Mémoires posthumes de Braz Cubas/Chapitre 108

Traduction par Adrien Delpech.
Garnier Frères (p. 362-363).


CVIII

Où l’on ne comprend plus bien


Et voici le drame, la pointe de drame shakespearien. Ce bout de papier griffonné, chiffonné, est un document d’analyse, d’une analyse que je ne ferai ni dans ce chapitre, ni dans le suivant, ni peut-être dans tout le reste du livre. J’enlèverais sans doute ainsi au lecteur le plaisir de noter la froideur, la perspicacité et le courage qui se révèlent dans ces lignes tracées à la hâte, et de lire au travers la tempête et la fureur dissimulées, le désespoir qui se contraint et qui médite, l’ignorance de la solution finale dans la boue, dans le sang ou dans les larmes.
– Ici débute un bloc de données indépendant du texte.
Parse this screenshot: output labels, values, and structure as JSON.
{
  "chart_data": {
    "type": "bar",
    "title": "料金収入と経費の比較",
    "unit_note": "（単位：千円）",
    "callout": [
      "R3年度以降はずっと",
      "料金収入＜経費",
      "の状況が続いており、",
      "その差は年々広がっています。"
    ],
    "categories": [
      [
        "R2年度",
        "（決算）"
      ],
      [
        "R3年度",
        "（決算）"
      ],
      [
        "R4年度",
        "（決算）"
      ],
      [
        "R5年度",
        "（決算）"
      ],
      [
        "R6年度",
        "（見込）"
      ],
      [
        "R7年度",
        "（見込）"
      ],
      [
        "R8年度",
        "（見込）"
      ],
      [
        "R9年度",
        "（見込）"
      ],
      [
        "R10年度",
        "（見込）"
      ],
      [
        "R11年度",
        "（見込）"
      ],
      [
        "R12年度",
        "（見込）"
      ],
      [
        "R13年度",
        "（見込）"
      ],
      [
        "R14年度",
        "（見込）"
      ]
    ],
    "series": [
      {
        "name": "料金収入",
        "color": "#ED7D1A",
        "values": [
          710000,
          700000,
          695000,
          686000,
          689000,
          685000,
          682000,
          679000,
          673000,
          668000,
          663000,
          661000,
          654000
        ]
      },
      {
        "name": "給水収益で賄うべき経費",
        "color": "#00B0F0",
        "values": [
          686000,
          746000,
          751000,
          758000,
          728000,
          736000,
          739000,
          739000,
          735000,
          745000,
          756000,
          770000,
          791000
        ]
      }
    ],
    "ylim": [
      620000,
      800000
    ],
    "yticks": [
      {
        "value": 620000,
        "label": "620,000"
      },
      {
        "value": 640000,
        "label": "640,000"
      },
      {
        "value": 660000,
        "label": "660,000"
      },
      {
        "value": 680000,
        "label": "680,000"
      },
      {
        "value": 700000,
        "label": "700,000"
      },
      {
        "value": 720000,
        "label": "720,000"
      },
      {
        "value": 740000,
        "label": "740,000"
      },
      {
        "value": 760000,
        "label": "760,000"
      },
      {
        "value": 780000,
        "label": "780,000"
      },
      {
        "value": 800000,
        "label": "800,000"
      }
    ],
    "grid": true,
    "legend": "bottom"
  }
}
Quant à moi, si je vous disais que je relus le billet trois ou quatre fois ce jour-là, vous me croirez sans peine. Si je vous affirme que je le relus le jour suivant, avant et après le déjeuner, vous pouvez encore m’en croire, car c’est la vérité pure. Mais si je vous parle de mon émotion, mettez-la quelque peu en quarantaine, et ne l’acceptez que sous bénéfice d’inventaire. Ni alors, ni plus tard je ne pus discerner ce qui se passa en moi. C’était de la crainte, de la douleur, de la vanité, et ce n’en était pas. C’était de l’amour, sans amour, c’est-à-dire sans délire. Et tout cela donnait une combinaison complexe et vague, quelque chose que ni vous ni moi ne sommes capables de comprendre. Supposons donc que je n’aie rien dit.